Whether in church, or outside it, we have for several reasons come to ignore this festival. This year, with All Saints on a Monday, reverence for Christ the King may seem to appear inconveniently in the Calendar. It is the same night as Hallowe’en. (The Novus Ordo had moved it away.)
Hallowe’en, in its crassness, and commercialism, makes the same appeal as Saint Valentine’s Day — to be retired or cancelled from common observation. Both are only tangentially Christian, but in our time, even Christmas and Easter come to be acknowledged as crass, commercial affairs. We cannot save them without restoring a world that was capable of religious sincerity.
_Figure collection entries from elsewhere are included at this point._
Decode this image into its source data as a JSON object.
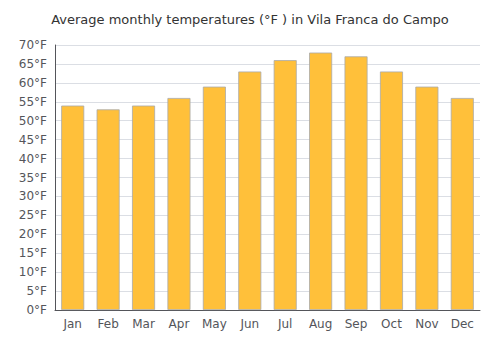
{
  "chart_data": {
    "type": "bar",
    "title": "Average monthly temperatures (°F ) in Vila Franca do Campo",
    "categories": [
      "Jan",
      "Feb",
      "Mar",
      "Apr",
      "May",
      "Jun",
      "Jul",
      "Aug",
      "Sep",
      "Oct",
      "Nov",
      "Dec"
    ],
    "values": [
      54,
      53,
      54,
      56,
      59,
      63,
      66,
      68,
      67,
      63,
      59,
      56
    ],
    "color": "#FFC03A",
    "ylim": [
      0,
      70
    ],
    "yticks": [
      {
        "value": 0,
        "label": "0°F"
      },
      {
        "value": 5,
        "label": "5°F"
      },
      {
        "value": 10,
        "label": "10°F"
      },
      {
        "value": 15,
        "label": "15°F"
      },
      {
        "value": 20,
        "label": "20°F"
      },
      {
        "value": 25,
        "label": "25°F"
      },
      {
        "value": 30,
        "label": "30°F"
      },
      {
        "value": 35,
        "label": "35°F"
      },
      {
        "value": 40,
        "label": "40°F"
      },
      {
        "value": 45,
        "label": "45°F"
      },
      {
        "value": 50,
        "label": "50°F"
      },
      {
        "value": 55,
        "label": "55°F"
      },
      {
        "value": 60,
        "label": "60°F"
      },
      {
        "value": 65,
        "label": "65°F"
      },
      {
        "value": 70,
        "label": "70°F"
      }
    ],
    "grid": true
  }
}
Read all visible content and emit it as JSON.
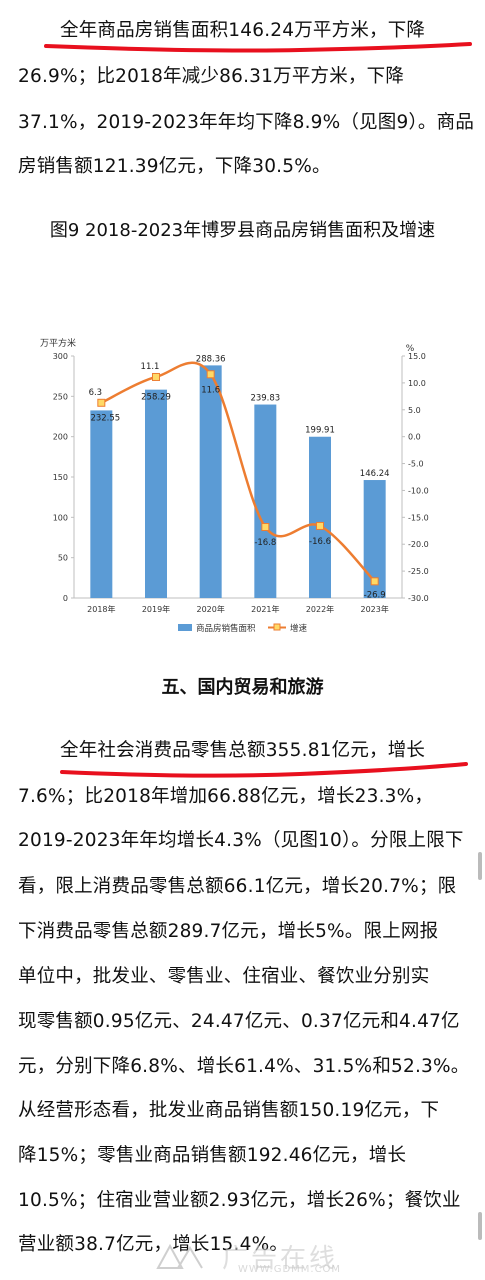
{
  "paragraph1": {
    "lines": [
      "全年商品房销售面积146.24万平方米，下降",
      "26.9%；比2018年减少86.31万平方米，下降",
      "37.1%，2019-2023年年均下降8.9%（见图9）。商品",
      "房销售额121.39亿元，下降30.5%。"
    ]
  },
  "figure9": {
    "caption": "图9 2018-2023年博罗县商品房销售面积及增速"
  },
  "chart_data": {
    "type": "bar",
    "categories": [
      "2018年",
      "2019年",
      "2020年",
      "2021年",
      "2022年",
      "2023年"
    ],
    "series": [
      {
        "name": "商品房销售面积",
        "type": "bar",
        "axis": "left",
        "values": [
          232.55,
          258.29,
          288.36,
          239.83,
          199.91,
          146.24
        ],
        "labels": [
          "232.55",
          "258.29",
          "288.36",
          "239.83",
          "199.91",
          "146.24"
        ]
      },
      {
        "name": "增速",
        "type": "line",
        "axis": "right",
        "values": [
          6.3,
          11.1,
          11.6,
          -16.8,
          -16.6,
          -26.9
        ],
        "labels": [
          "6.3",
          "11.1",
          "11.6",
          "-16.8",
          "-16.6",
          "-26.9"
        ]
      }
    ],
    "left_axis": {
      "unit": "万平方米",
      "ylim": [
        0,
        300
      ],
      "ticks": [
        "0",
        "50",
        "100",
        "150",
        "200",
        "250",
        "300"
      ]
    },
    "right_axis": {
      "unit": "%",
      "ylim": [
        -30,
        15
      ],
      "ticks": [
        "15.0",
        "10.0",
        "5.0",
        "0.0",
        "-5.0",
        "-10.0",
        "-15.0",
        "-20.0",
        "-25.0",
        "-30.0"
      ]
    },
    "legend_position": "bottom",
    "grid": false,
    "colors": {
      "bar": "#5b9bd5",
      "line": "#ed7d31",
      "marker_fill": "#ffd966"
    }
  },
  "section5": {
    "title": "五、国内贸易和旅游"
  },
  "paragraph2": {
    "lines": [
      "全年社会消费品零售总额355.81亿元，增长",
      "7.6%；比2018年增加66.88亿元，增长23.3%，",
      "2019-2023年年均增长4.3%（见图10）。分限上限下",
      "看，限上消费品零售总额66.1亿元，增长20.7%；限",
      "下消费品零售总额289.7亿元，增长5%。限上网报",
      "单位中，批发业、零售业、住宿业、餐饮业分别实",
      "现零售额0.95亿元、24.47亿元、0.37亿元和4.47亿",
      "元，分别下降6.8%、增长61.4%、31.5%和52.3%。",
      "从经营形态看，批发业商品销售额150.19亿元，下",
      "降15%；零售业商品销售额192.46亿元，增长",
      "10.5%；住宿业营业额2.93亿元，增长26%；餐饮业",
      "营业额38.7亿元，增长15.4%。"
    ]
  },
  "watermark": {
    "text": "广告在线",
    "url": "WWW.GDMM.COM"
  },
  "colors": {
    "underline": "#e8101e",
    "text": "#111111"
  }
}
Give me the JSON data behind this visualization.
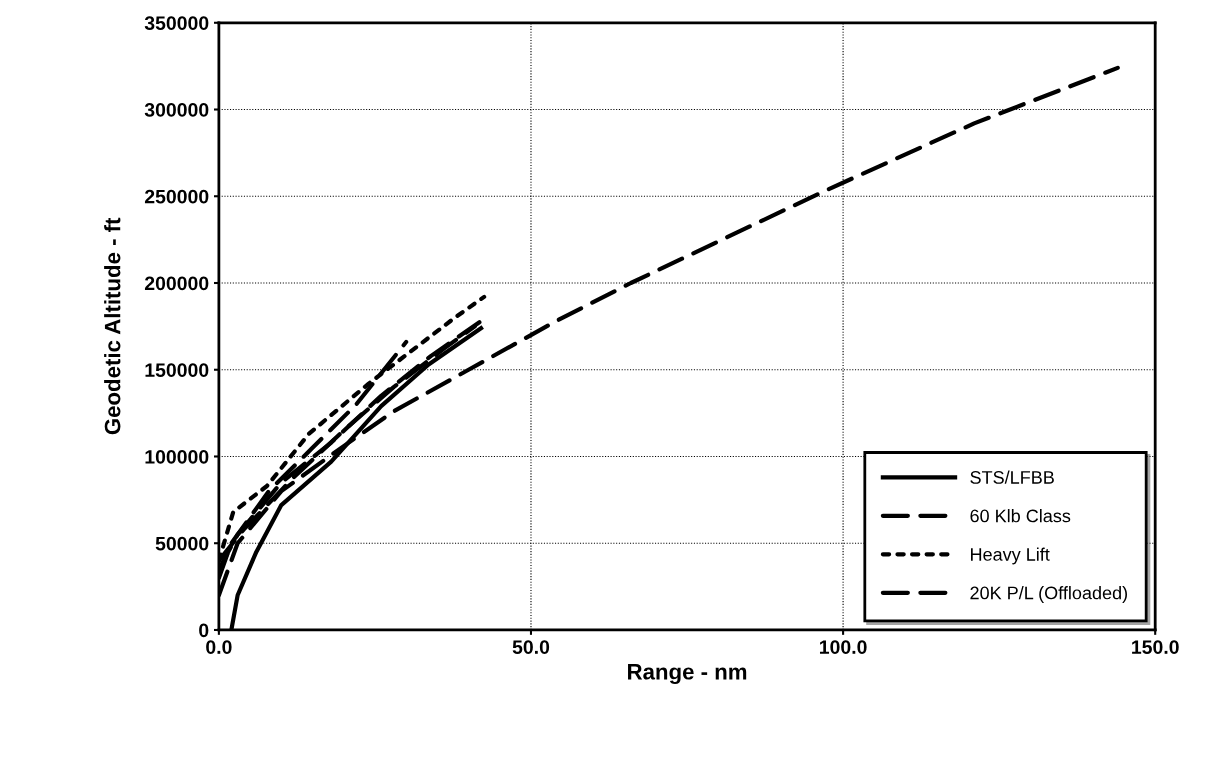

My younger son is “Down syndrome,” which means he is a member of a tribe that is now usually murdered in the womb. Yet also, surprisingly, a tribe which by its nature, is understood to be innocent and kindly. This year, through my various “ischemic events,” I have perhaps had a small, partial experience of how my son finds the world; a new understanding of how plainly he assimilated Christ from our conversations; of the horror with which he learnt of the Crucifixion; but too, the incomprehensible simplicity of the Everlasting Life. He has, or course, a genius for understanding things that my cleverness would put beyond me.
The typewriter keyboard, for instance, is something I find myself almost learning again, yet it doesn’t amount to much.
With luck, my brain is as neuroplastic as others have been discovered to be, and I look forward to having the use of it back, in due season. For Christ is King, and what can be taken away from us? Except by Him who is the source of all gifts?